In the wake of the Coral Ridge pastor’s affair and resignation, Olasky thinks we’d be foolish to discount the noetic effect of sin — its power to distort even the most godly shepherd’s thinking and judgment. And he has little patience for abstract, high-minded talk about de-sexualizing male-female relationships in the church. That’s all well and good, but scandals like this one have become an epidemic, and he thinks we need to focus on containment measures, not philosophizing.
“With the Tchividjian tragedy in front of us,” Olasky writes, “we should begin with something concrete. A simple starting-point suggestion: Male leaders of Christian organizations should publicly sign onto the heart of the Billy Graham rule: No closed doors when sin is crouching at the door” (Genesis 4:7).
It’s a call with ample scriptural backing. From the late chapters of Genesis, the heroes of the Bible have joined battle against sexual sin. And importantly, a pattern emerges of avoiding temptation rather than confronting it head-on. Men of God like Joseph didn’t overestimate their integrity but fled opportunities to fall (Genesis 39, 1 Corinthians 6:18).
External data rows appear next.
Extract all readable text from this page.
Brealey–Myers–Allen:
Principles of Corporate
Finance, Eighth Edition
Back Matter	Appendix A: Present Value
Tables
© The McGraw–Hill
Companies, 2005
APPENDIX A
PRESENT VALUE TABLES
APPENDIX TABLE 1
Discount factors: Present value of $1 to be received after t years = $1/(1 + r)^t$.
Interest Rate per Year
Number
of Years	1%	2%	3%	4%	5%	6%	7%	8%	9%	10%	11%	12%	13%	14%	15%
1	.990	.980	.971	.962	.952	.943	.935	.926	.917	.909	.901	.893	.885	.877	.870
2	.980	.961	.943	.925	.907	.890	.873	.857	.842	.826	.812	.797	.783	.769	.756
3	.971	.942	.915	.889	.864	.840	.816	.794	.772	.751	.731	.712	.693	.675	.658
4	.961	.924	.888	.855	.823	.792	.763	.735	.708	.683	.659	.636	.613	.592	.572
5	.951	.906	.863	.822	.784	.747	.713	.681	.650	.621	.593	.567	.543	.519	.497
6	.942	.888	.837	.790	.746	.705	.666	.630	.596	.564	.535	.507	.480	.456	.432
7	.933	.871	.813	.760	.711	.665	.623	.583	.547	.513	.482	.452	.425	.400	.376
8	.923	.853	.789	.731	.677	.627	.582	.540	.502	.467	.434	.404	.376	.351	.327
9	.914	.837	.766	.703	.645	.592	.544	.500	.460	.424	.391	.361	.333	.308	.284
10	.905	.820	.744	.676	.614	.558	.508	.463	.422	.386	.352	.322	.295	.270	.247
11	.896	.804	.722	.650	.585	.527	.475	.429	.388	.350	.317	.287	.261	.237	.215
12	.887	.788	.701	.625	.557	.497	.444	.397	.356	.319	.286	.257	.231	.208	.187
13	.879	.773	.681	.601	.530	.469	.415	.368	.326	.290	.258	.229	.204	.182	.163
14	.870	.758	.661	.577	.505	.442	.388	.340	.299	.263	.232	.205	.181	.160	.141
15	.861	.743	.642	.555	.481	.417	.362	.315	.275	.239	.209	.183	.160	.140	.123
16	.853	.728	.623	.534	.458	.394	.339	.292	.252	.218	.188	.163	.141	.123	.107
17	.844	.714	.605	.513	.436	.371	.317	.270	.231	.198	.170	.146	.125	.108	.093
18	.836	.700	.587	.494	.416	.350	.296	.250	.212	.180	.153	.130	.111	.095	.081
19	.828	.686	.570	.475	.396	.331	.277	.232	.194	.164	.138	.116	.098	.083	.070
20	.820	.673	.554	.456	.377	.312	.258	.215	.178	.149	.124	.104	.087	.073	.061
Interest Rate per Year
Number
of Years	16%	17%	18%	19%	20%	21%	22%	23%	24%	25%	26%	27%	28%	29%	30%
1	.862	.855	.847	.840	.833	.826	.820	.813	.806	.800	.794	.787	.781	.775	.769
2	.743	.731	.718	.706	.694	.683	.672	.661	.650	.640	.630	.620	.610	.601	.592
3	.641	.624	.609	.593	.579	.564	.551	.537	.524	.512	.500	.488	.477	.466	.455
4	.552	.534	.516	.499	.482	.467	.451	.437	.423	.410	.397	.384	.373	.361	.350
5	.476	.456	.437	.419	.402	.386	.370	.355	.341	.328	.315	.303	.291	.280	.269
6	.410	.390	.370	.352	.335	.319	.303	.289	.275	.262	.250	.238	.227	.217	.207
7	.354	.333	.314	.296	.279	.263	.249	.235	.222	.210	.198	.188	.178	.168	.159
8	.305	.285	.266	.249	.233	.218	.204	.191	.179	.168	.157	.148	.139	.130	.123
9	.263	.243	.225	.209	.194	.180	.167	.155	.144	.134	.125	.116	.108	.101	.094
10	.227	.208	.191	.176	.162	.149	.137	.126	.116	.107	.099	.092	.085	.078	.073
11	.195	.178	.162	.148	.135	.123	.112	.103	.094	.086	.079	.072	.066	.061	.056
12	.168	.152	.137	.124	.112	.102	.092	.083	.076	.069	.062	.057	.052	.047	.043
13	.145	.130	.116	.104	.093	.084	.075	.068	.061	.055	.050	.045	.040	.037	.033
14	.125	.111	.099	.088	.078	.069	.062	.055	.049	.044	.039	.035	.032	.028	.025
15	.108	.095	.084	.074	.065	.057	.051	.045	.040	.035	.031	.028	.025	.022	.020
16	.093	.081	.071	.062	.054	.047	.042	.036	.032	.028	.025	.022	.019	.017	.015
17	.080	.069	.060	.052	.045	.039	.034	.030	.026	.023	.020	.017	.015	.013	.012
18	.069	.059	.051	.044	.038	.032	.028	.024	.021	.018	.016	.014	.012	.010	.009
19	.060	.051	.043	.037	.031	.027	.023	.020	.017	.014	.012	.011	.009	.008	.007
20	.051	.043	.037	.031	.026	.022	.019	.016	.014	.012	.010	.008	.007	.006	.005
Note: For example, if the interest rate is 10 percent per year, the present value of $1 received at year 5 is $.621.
And megachurch pastors, as high-profile targets, should take Paul’s words in 1 Corinthians 10 especially seriously: “So, if you think you are standing firm, be careful that you don’t fall! No temptation has overtaken you except what is common to mankind. And God is faithful; he will not let you be tempted beyond what you can bear. But when you are tempted, he will also provide a way out so that you can endure it” (1 Corinthians 10:12-13).
The credibility of the Church, not to mention the integrity of marriages, is at stake. And though God forgives, measures like the “Graham rule” offer a second line of defense for pastors and elders already held accountable by their fellow believers. It may be inconvenient, but Christ didn’t mind a little inconvenience. He endorsed far more drastic measures (Matthew 5:29-30). It’s time we take sin as seriously as He does.